The IG and a few close aides stood near the site for a couple of minutes before speeding off. The flustered personnel visibly heaved a sigh of relief as they left. But the relief of the residents was more obvious. "They [police personnel] beat up two passersby yesterday just because they were on the street when a senior official had come to inspect the site," said an aged resident, who too did not wish to be named. "No one asked us what we saw, what actually occurred."

Nazimabad SHO Ejaz Lodhi, however, rebuffed the residents. Flustered from the incident and the bureaucratic hustle bustle in its wake, SHO Lodhi looked as if he had just been through hell. "Why don't you ask those residents why they did not help the policeman when he was lying there alone?" he questioned, when asked about the delayed response. "It could have been their son."
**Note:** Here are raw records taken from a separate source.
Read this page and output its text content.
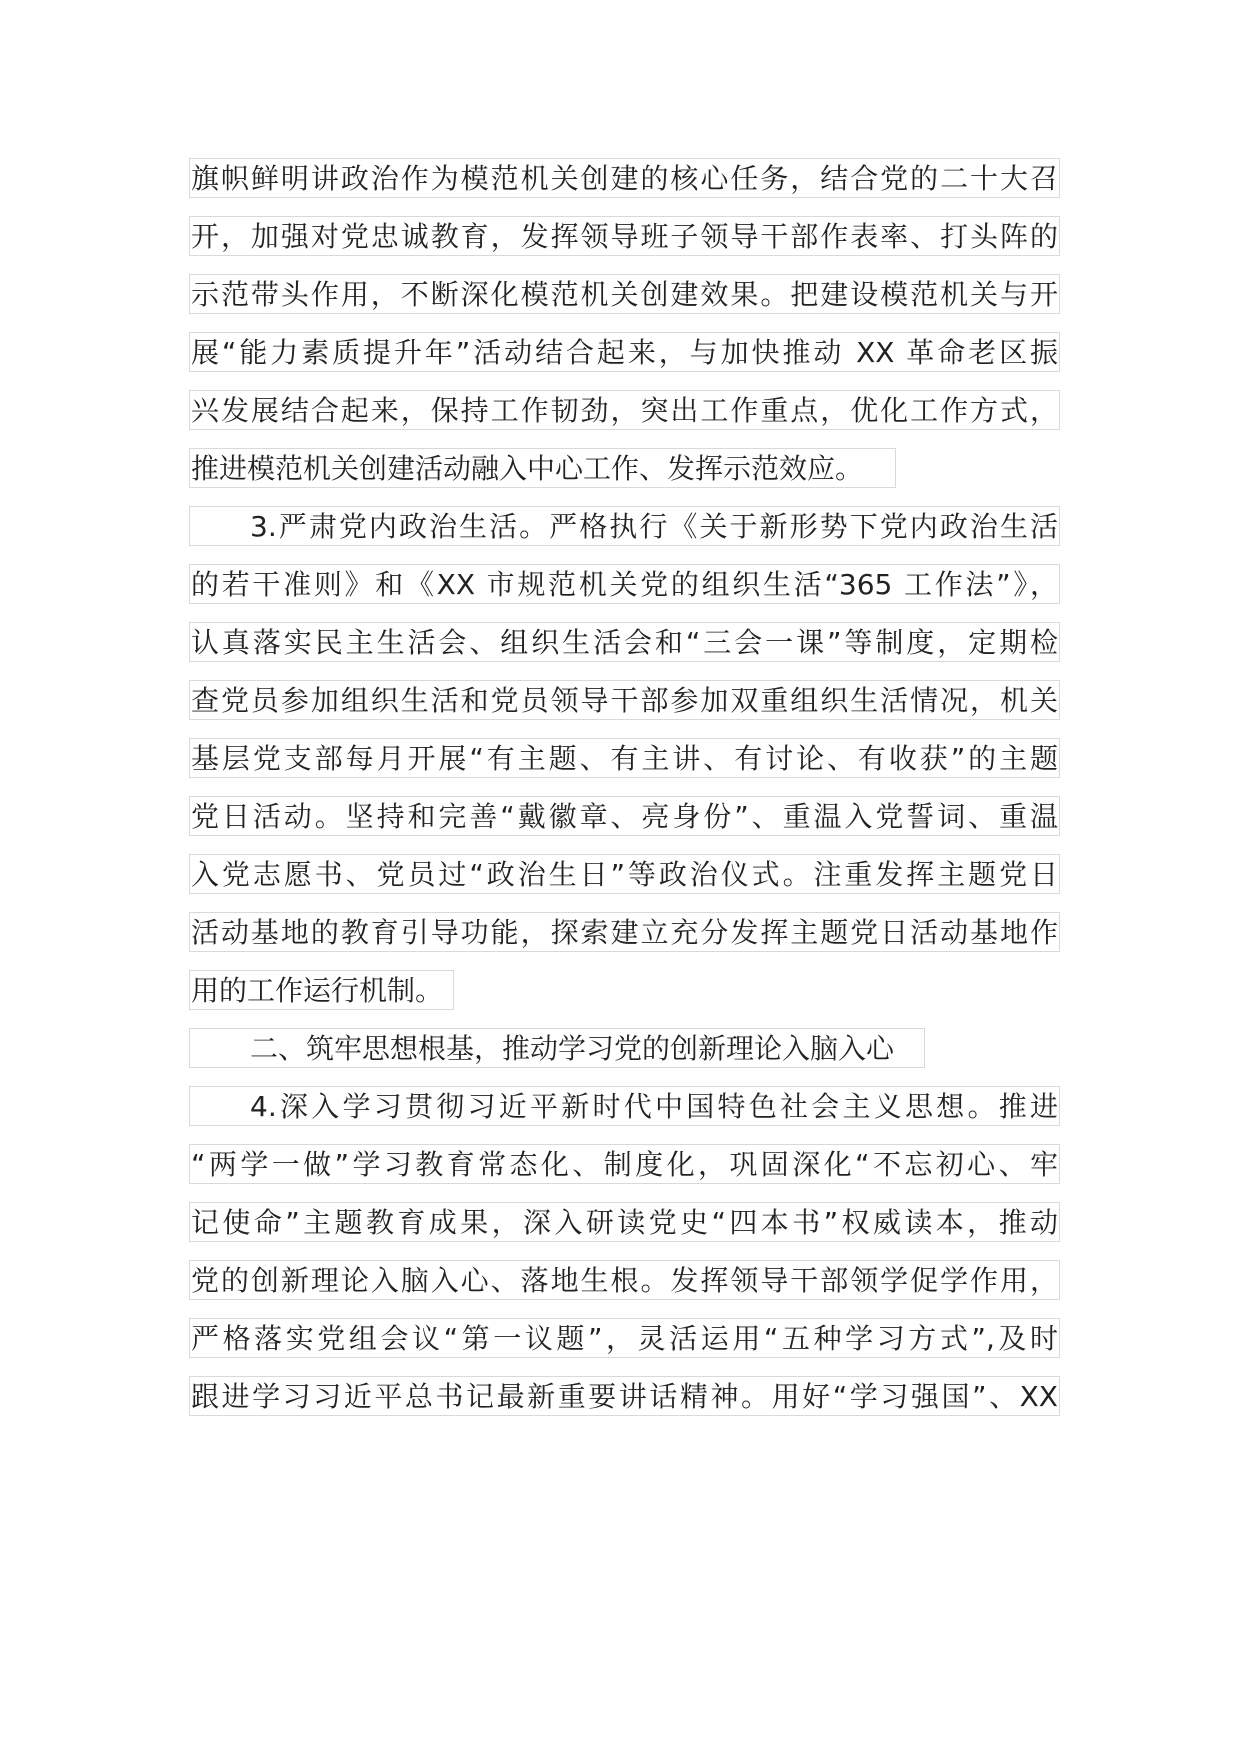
旗帜鲜明讲政治作为模范机关创建的核心任务，结合党的二十大召
开，加强对党忠诚教育，发挥领导班子领导干部作表率、打头阵的
示范带头作用，不断深化模范机关创建效果。把建设模范机关与开
展“能力素质提升年”活动结合起来，与加快推动 XX 革命老区振
兴发展结合起来，保持工作韧劲，突出工作重点，优化工作方式，
推进模范机关创建活动融入中心工作、发挥示范效应。
3.严肃党内政治生活。严格执行《关于新形势下党内政治生活
的若干准则》和《XX 市规范机关党的组织生活“365 工作法”》，
认真落实民主生活会、组织生活会和“三会一课”等制度，定期检
查党员参加组织生活和党员领导干部参加双重组织生活情况，机关
基层党支部每月开展“有主题、有主讲、有讨论、有收获”的主题
党日活动。坚持和完善“戴徽章、亮身份”、重温入党誓词、重温
入党志愿书、党员过“政治生日”等政治仪式。注重发挥主题党日
活动基地的教育引导功能，探索建立充分发挥主题党日活动基地作
用的工作运行机制。
二、筑牢思想根基，推动学习党的创新理论入脑入心
4.深入学习贯彻习近平新时代中国特色社会主义思想。推进
“两学一做”学习教育常态化、制度化，巩固深化“不忘初心、牢
记使命”主题教育成果，深入研读党史“四本书”权威读本，推动
党的创新理论入脑入心、落地生根。发挥领导干部领学促学作用，
严格落实党组会议“第一议题”，灵活运用“五种学习方式”,及时
跟进学习习近平总书记最新重要讲话精神。用好“学习强国”、XX
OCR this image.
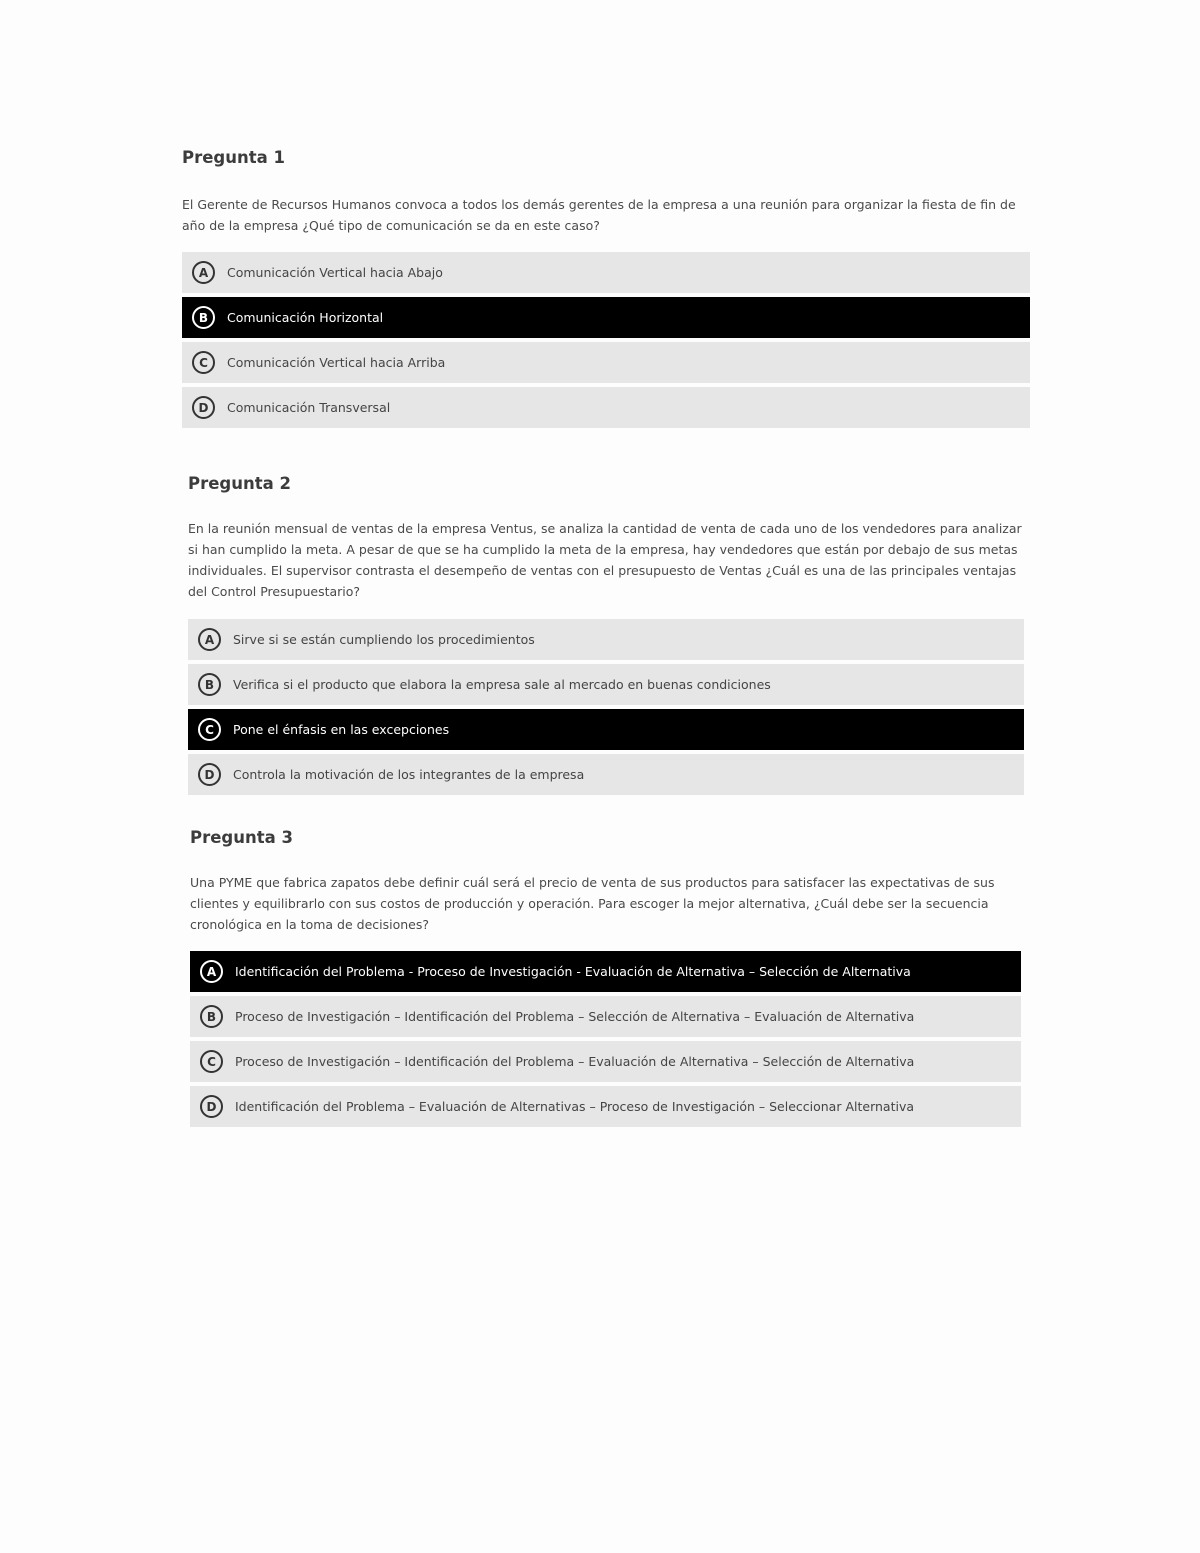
Pregunta 1

El Gerente de Recursos Humanos convoca a todos los demás gerentes de la empresa a una reunión para organizar la fiesta de fin de año de la empresa ¿Qué tipo de comunicación se da en este caso?

A	Comunicación Vertical hacia Abajo
B	Comunicación Horizontal
C	Comunicación Vertical hacia Arriba
D	Comunicación Transversal
Pregunta 2

En la reunión mensual de ventas de la empresa Ventus, se analiza la cantidad de venta de cada uno de los vendedores para analizar si han cumplido la meta. A pesar de que se ha cumplido la meta de la empresa, hay vendedores que están por debajo de sus metas individuales. El supervisor contrasta el desempeño de ventas con el presupuesto de Ventas ¿Cuál es una de las principales ventajas del Control Presupuestario?

A	Sirve si se están cumpliendo los procedimientos
B	Verifica si el producto que elabora la empresa sale al mercado en buenas condiciones
C	Pone el énfasis en las excepciones
D	Controla la motivación de los integrantes de la empresa
Pregunta 3

Una PYME que fabrica zapatos debe definir cuál será el precio de venta de sus productos para satisfacer las expectativas de sus clientes y equilibrarlo con sus costos de producción y operación. Para escoger la mejor alternativa, ¿Cuál debe ser la secuencia cronológica en la toma de decisiones?

A	Identificación del Problema - Proceso de Investigación - Evaluación de Alternativa – Selección de Alternativa
B	Proceso de Investigación – Identificación del Problema – Selección de Alternativa – Evaluación de Alternativa
C	Proceso de Investigación – Identificación del Problema – Evaluación de Alternativa – Selección de Alternativa
D	Identificación del Problema – Evaluación de Alternativas – Proceso de Investigación – Seleccionar Alternativa
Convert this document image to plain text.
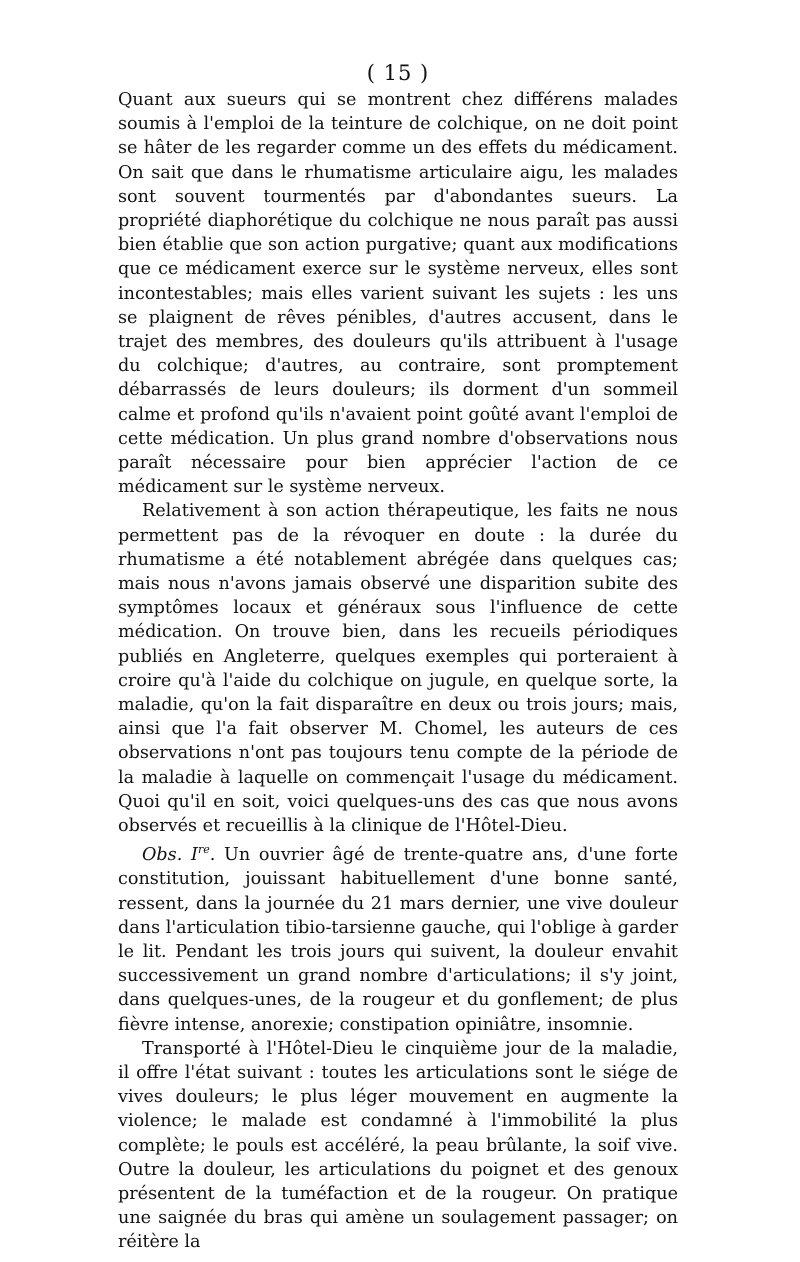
( 15 )

Quant aux sueurs qui se montrent chez différens malades soumis à l'emploi de la teinture de colchique, on ne doit point se hâter de les regarder comme un des effets du médicament. On sait que dans le rhumatisme articulaire aigu, les malades sont souvent tourmentés par d'abondantes sueurs. La propriété diaphorétique du colchique ne nous paraît pas aussi bien établie que son action purgative; quant aux modifications que ce médicament exerce sur le système nerveux, elles sont incontestables; mais elles varient suivant les sujets : les uns se plaignent de rêves pénibles, d'autres accusent, dans le trajet des membres, des douleurs qu'ils attribuent à l'usage du colchique; d'autres, au contraire, sont promptement débarrassés de leurs douleurs; ils dorment d'un sommeil calme et profond qu'ils n'avaient point goûté avant l'emploi de cette médication. Un plus grand nombre d'observations nous paraît nécessaire pour bien apprécier l'action de ce médicament sur le système nerveux.

Relativement à son action thérapeutique, les faits ne nous permettent pas de la révoquer en doute : la durée du rhumatisme a été notablement abrégée dans quelques cas; mais nous n'avons jamais observé une disparition subite des symptômes locaux et généraux sous l'influence de cette médication. On trouve bien, dans les recueils périodiques publiés en Angleterre, quelques exemples qui porteraient à croire qu'à l'aide du colchique on jugule, en quelque sorte, la maladie, qu'on la fait disparaître en deux ou trois jours; mais, ainsi que l'a fait observer M. Chomel, les auteurs de ces observations n'ont pas toujours tenu compte de la période de la maladie à laquelle on commençait l'usage du médicament. Quoi qu'il en soit, voici quelques-uns des cas que nous avons observés et recueillis à la clinique de l'Hôtel-Dieu.

Obs. Ire. Un ouvrier âgé de trente-quatre ans, d'une forte constitution, jouissant habituellement d'une bonne santé, ressent, dans la journée du 21 mars dernier, une vive douleur dans l'articulation tibio-tarsienne gauche, qui l'oblige à garder le lit. Pendant les trois jours qui suivent, la douleur envahit successivement un grand nombre d'articulations; il s'y joint, dans quelques-unes, de la rougeur et du gonflement; de plus fièvre intense, anorexie; constipation opiniâtre, insomnie.

Transporté à l'Hôtel-Dieu le cinquième jour de la maladie, il offre l'état suivant : toutes les articulations sont le siége de vives douleurs; le plus léger mouvement en augmente la violence; le malade est condamné à l'immobilité la plus complète; le pouls est accéléré, la peau brûlante, la soif vive. Outre la douleur, les articulations du poignet et des genoux présentent de la tuméfaction et de la rougeur. On pratique une saignée du bras qui amène un soulagement passager; on réitère la
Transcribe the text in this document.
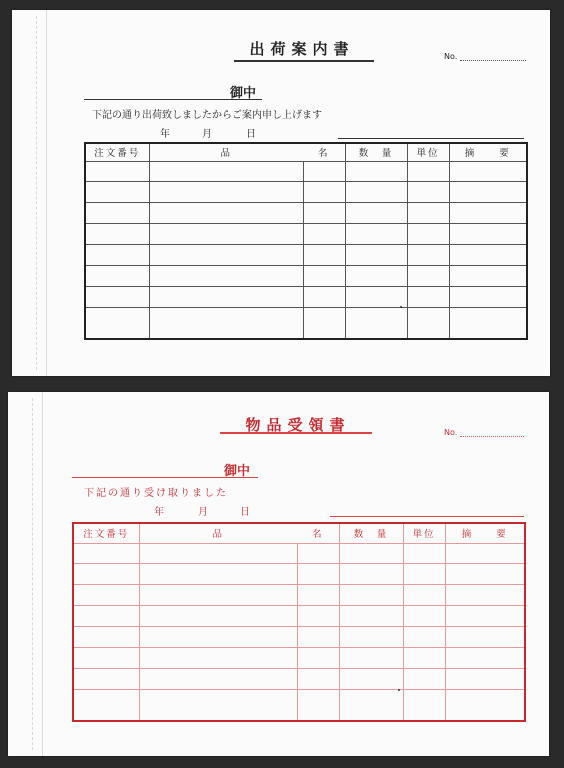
出荷案内書	No.
御中
下記の通り出荷致しましたからご案内申し上げます
年	月	日
注文番号	品	名	数　量	単位	摘　　要

物品受領書	No.
御中
下記の通り受け取りました
年	月	日
注文番号	品	名	数　量	単位	摘　　要
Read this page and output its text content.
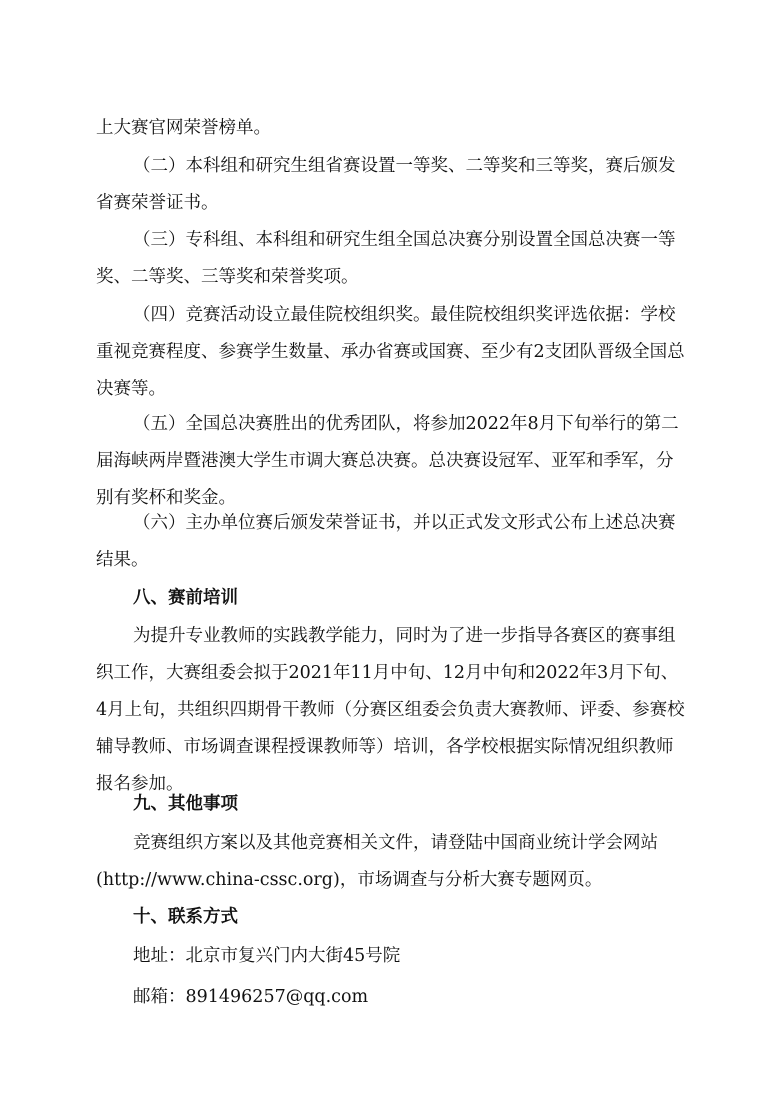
上大赛官网荣誉榜单。

（二）本科组和研究生组省赛设置一等奖、二等奖和三等奖，赛后颁发省赛荣誉证书。

（三）专科组、本科组和研究生组全国总决赛分别设置全国总决赛一等奖、二等奖、三等奖和荣誉奖项。

（四）竞赛活动设立最佳院校组织奖。最佳院校组织奖评选依据：学校重视竞赛程度、参赛学生数量、承办省赛或国赛、至少有2支团队晋级全国总决赛等。

（五）全国总决赛胜出的优秀团队，将参加2022年8月下旬举行的第二届海峡两岸暨港澳大学生市调大赛总决赛。总决赛设冠军、亚军和季军，分别有奖杯和奖金。

（六）主办单位赛后颁发荣誉证书，并以正式发文形式公布上述总决赛结果。

八、赛前培训

为提升专业教师的实践教学能力，同时为了进一步指导各赛区的赛事组织工作，大赛组委会拟于2021年11月中旬、12月中旬和2022年3月下旬、4月上旬，共组织四期骨干教师（分赛区组委会负责大赛教师、评委、参赛校辅导教师、市场调查课程授课教师等）培训，各学校根据实际情况组织教师报名参加。

九、其他事项

竞赛组织方案以及其他竞赛相关文件，请登陆中国商业统计学会网站(http://www.china-cssc.org)，市场调查与分析大赛专题网页。

十、联系方式

地址：北京市复兴门内大街45号院

邮箱：891496257@qq.com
Not only was the officer upset with the residents, he lashed out at his senior officials too. "My jawans are out there, on the frontline, playing with death because of these ill-conceived policies." He explained that the number of personnel deployed for security duty was equal to the number of polio teams. "We put one police personnel with each polio team. Now they ask me why I did not put two policemen with each team. How can they expect me to provide something that I do not have?"

Published in The Express Tribune, January 28th, 2015.